Aldo passa la main devant les yeux de Grunlek qui semblait être vide d'émotion. Au loin, toujours allongé sur la neige, B.O.B se mit à crier.
« Remonter lui la clé qu'il a dans le dos ! »
Aussitôt Mani et Shinddha s'occupèrent de cette tâche, ils firent trois tours de clé. Les mécanismes à l'intérieur du corps du jouet crisèrent, ils entendirent le bruit des ressorts et puis, Grunlek se releva en finissant sa phrase.
« lumière. Quoi ? Que se passe-t-il ? Pourquoi vous me regardez tous comme ça ? » s'étonnait Grunlek.
« Disons, que tu as eu comme un petit souci mécanique. On a dû remonter la clé qu'il y avait derrière toi. » souffla Shinddha.
« Bon, ce n'est pas tout cela, mais comment on fait pour reprendre notre forme humaine ? Je n'ai pas envie de rester en poupée de laine. » chuchota Mani en caressant ses araignées.
Théo semblait chercher le casse-noisette qu'il avait fait tomber auparavant et n'en vit aucune trace.
« Le jouet a aussi disparu. Peut-être qu'Aldo ou B.O.B pourrait nous aider. D'ailleurs, B.O.B, tu peux arrêter de jouer dans la neige et te relever ! »
« Ce n'est pas que je ne VEUX pas. Mais je ne PEUX pas. »
« Comment ça, tu ne PEUX pas ? Bouge tes bras et ramènes-toi. »
Le ton de la voix de B.O.B fut alors plus agressif. Le mage hurla à l'attention du paladin.
« SI TU N'AVAIS PAS PRIT CETTE POUPÉE MAUDITE, J'AURAI PU BOUGER ET SURTOUT J'AURAI PAS LES BRAS ET LES JAMBES EN COTON ! ET JE PARLE AU SENS PROPRE ET NON AU FIGURÉ ! »

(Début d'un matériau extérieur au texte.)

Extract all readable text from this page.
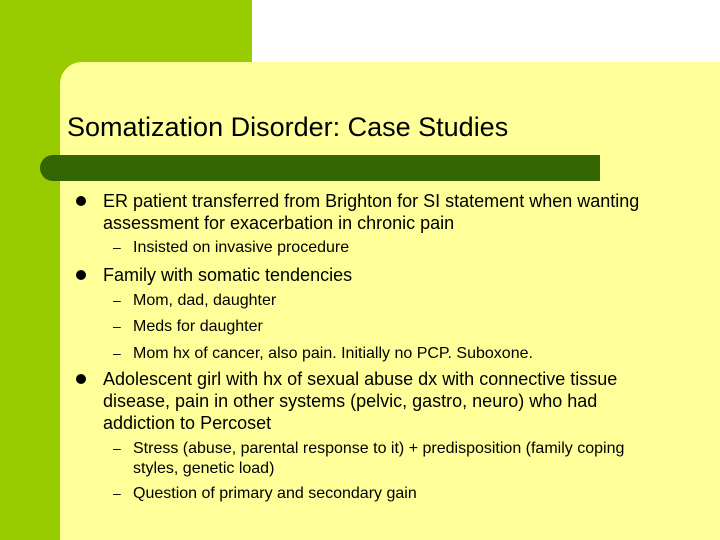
Somatization Disorder: Case Studies
ER patient transferred from Brighton for SI statement when wanting assessment for exacerbation in chronic pain
– Insisted on invasive procedure
Family with somatic tendencies
– Mom, dad, daughter
– Meds for daughter
– Mom hx of cancer, also pain. Initially no PCP. Suboxone.
Adolescent girl with hx of sexual abuse dx with connective tissue disease, pain in other systems (pelvic, gastro, neuro) who had addiction to Percoset
– Stress (abuse, parental response to it) + predisposition (family coping styles, genetic load)
– Question of primary and secondary gain
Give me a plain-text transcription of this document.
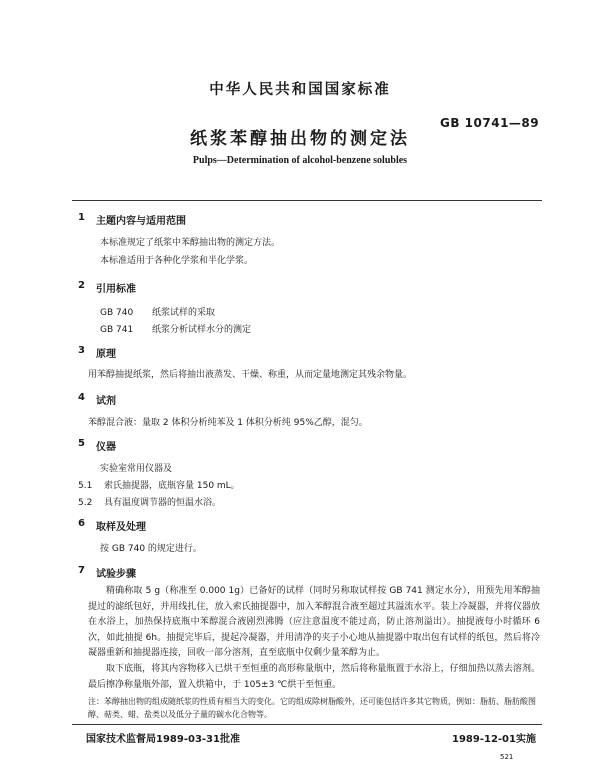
中华人民共和国国家标准
GB 10741—89
纸浆苯醇抽出物的测定法
Pulps—Determination of alcohol-benzene solubles
1 主题内容与适用范围
本标准规定了纸浆中苯醇抽出物的测定方法。
本标准适用于各种化学浆和半化学浆。
2 引用标准
GB 740 纸浆试样的采取
GB 741 纸浆分析试样水分的测定
3 原理
用苯醇抽提纸浆，然后将抽出液蒸发、干燥、称重，从而定量地测定其残余物量。
4 试剂
苯醇混合液：量取 2 体积分析纯苯及 1 体积分析纯 95%乙醇，混匀。
5 仪器
实验室常用仪器及
5.1 索氏抽提器，底瓶容量 150 mL。
5.2 具有温度调节器的恒温水浴。
6 取样及处理
按 GB 740 的规定进行。
7 试验步骤
精确称取 5 g（称准至 0.000 1g）已备好的试样（同时另称取试样按 GB 741 测定水分），用预先用苯醇抽提过的滤纸包好，并用线扎住，放入索氏抽提器中，加入苯醇混合液至超过其溢流水平。装上冷凝器，并将仪器放在水浴上，加热保持底瓶中苯醇混合液剧烈沸腾（应注意温度不能过高，防止溶剂溢出）。抽提液每小时循环 6 次，如此抽提 6h。抽提完毕后，提起冷凝器，并用清净的夹子小心地从抽提器中取出包有试样的纸包，然后将冷凝器重新和抽提器连接，回收一部分溶剂，直至底瓶中仅剩少量苯醇为止。
取下底瓶，将其内容物移入已烘干至恒重的高形称量瓶中，然后将称量瓶置于水浴上，仔细加热以蒸去溶剂。最后擦净称量瓶外部，置入烘箱中，于 105±3 ℃烘干至恒重。
注：苯醇抽出物的组成随纸浆的性质有相当大的变化。它的组成除树脂酸外，还可能包括许多其它物质，例如：脂肪、脂肪酸图醇、萜类、蜡、盐类以及低分子量的碳水化合物等。
国家技术监督局1989-03-31批准	1989-12-01实施
521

Rapidement, les compagnons entourèrent le mage, il avait les mains, les pieds, le torse et le visage en porcelaine, des morceaux de laine noisette pour former ses cheveux et un vêtement en tissu rouge pour couvrir l'ensemble de son corps. Quand Théo attrapa le bras du demi-diable, il se rendit compte qu'il n'y avait pas d'os, pas d'armature, pas de fil de fer reliant le torse à la main. Ce n'était que du tissu et du coton mou, c'était flasque et impossible à bouger autrement que par l'aide d'une main extérieure.
« Maintenant, tu vas être gentil, paladin de mes deux. Tu vas me porter sur ton dos le temps qu'on trouve une solution. Car je n'aime pas trop rester sur la neige. »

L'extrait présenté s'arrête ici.